Jaroslav Borovička is an assistant professor of economics at New York University. He was a senior research economist at the Federal Reserve Bank of Minneapolis from 2018 to 2019. He has also worked as an economist at the Federal Reserve Bank of Chicago. Jaroslav has a Ph.D. in financial economics from the University of Chicago, Department of Economics and Booth School of Business, and his work has appeared in various journals, including Journal of Finance (where it received the 2017 Amundi Smith Breeden Distinguished Paper Prize) and Journal of Econometrics, as well as in the Handbook of Macroeconomics, Vol. 2B (2016). His research focuses on macroeconomics, asset pricing, computational economics, and time-series econometrics.
Survival and Long-Run Dynamics with Heterogeneous Beliefs under Recursive Preferences
I study the long-run behavior of an economy with two types of agents who differ in their beliefs and are endowed with homothetic recursive preferences of the Duffie-Epstein-Zin type. Contrary to models with separable preferences in which the wealth of agents with incorrect beliefs vanishes in the long run, recursive preference specifications lead to long-run outcomes where both agents survive, or more incorrect agents dominate. I derive analytical conditions for the existence of nondegenerate long-run equilibria in which agents with differently accurate beliefs coexist in the long run, and show that these equilibria exist for broad ranges of plausible parameterizations when risk aversion is larger than the inverse of the intertemporal elasticity of substitution. The results highlight a crucial interaction between risk sharing, speculative behavior and consumption-saving choice of agents with heterogeneous beliefs, and the role of equilibrium prices in shaping long-run outcomes.
Asset prices contain information about the probability distribution of future states and the stochastic discounting of those states as used by investors. To better understand the challenge in distinguishing investors’ beliefs from risk-adjusted discounting, we use Perron-Frobenius Theory to isolate a positive martingale component of the stochastic discount factor process. This component recovers a probability measure that absorbs long-term risk adjustments. When the martingale is not degenerate, surmising that this recovered probability captures investors’ beliefs distorts inference about risk-return tradeoffs. Stochastic discount factors in many structural models of asset prices have empirically relevant martingale components.
Dynamic economic models make predictions about impulse responses that characterize how macroeconomic processes respond to alternative shocks over different horizons. From the perspective of asset pricing, impulse responses quantify the exposure of macroeconomic processes and other cash flows to macroeconomic shocks. Financial markets provide compensations to investors who are exposed to these shocks. Adopting an asset pricing vantage point, we describe and apply methods for computing exposures to macroeconomic shocks and the implied compensations represented as elasticities over alternative payoff horizons. The outcome is a term structure of macroeconomic uncertainty.
We construct shock elasticities that are pricing counterparts to impulse response functions. Recall that impulse response functions measure the importance of next-period shocks for future values of a time series. Shock elasticities measure the contributions to the price and to the expected future cash flow from changes in the exposure to a shock in the next period. They are elasticities because their measurements compute proportionate changes. We show a particularly close link between these objects in environments with Brownian information structures.
We develop new methods for representing the asset-pricing implications of stochastic general equilibrium models. We provide asset-pricing counterparts to impulse response functions and the resulting dynamic value decompositions (DVDs). These methods quantify the exposures of macroeconomic cash flows to shocks over alternative investment horizons and the corresponding prices or investors’ compensations. We extend the continuous-time methods developed in Hansen and Scheinkman (2012) and Borovička, Hansen, Hendricks, and Scheinkman (2011) by constructing discrete-time, state-dependent, shock-exposure and shock-price elasticities as functions of the investment horizon. Our methods are applicable to economic models that are nonlinear, including models with stochastic volatility.
We present a novel approach to depicting asset pricing dynamics by characterizing shock exposures and prices for alternative investment horizons.

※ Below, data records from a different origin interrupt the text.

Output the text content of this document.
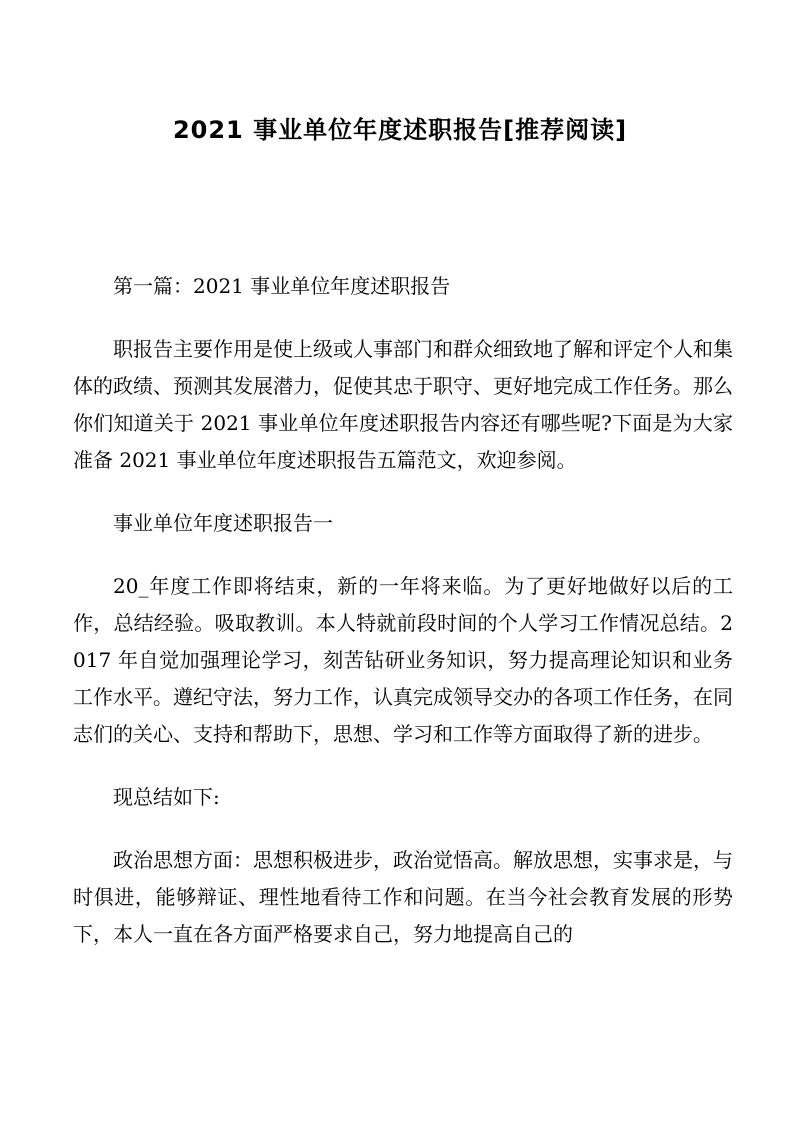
2021 事业单位年度述职报告[推荐阅读]

第一篇：2021 事业单位年度述职报告

职报告主要作用是使上级或人事部门和群众细致地了解和评定个人和集体的政绩、预测其发展潜力，促使其忠于职守、更好地完成工作任务。那么你们知道关于 2021 事业单位年度述职报告内容还有哪些呢?下面是为大家准备 2021 事业单位年度述职报告五篇范文，欢迎参阅。

事业单位年度述职报告一

20_年度工作即将结束，新的一年将来临。为了更好地做好以后的工作，总结经验。吸取教训。本人特就前段时间的个人学习工作情况总结。2017 年自觉加强理论学习，刻苦钻研业务知识，努力提高理论知识和业务工作水平。遵纪守法，努力工作，认真完成领导交办的各项工作任务，在同志们的关心、支持和帮助下，思想、学习和工作等方面取得了新的进步。

现总结如下:

政治思想方面：思想积极进步，政治觉悟高。解放思想，实事求是，与时俱进，能够辩证、理性地看待工作和问题。在当今社会教育发展的形势下，本人一直在各方面严格要求自己，努力地提高自己的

We quantify the shock exposures in terms of elasticities that measure the impact of a current shock on future cash-flow growth. The elasticities are designed to accommodate nonlinearities in the stochastic evolution modeled as a Markov process. Stochastic growth in the underlying macroeconomy and stochastic discounting in the representation of asset values are central ingredients in our investigation. We provide elasticity calculations in a series of examples featuring consumption externalities, recursive utility, and jump risk.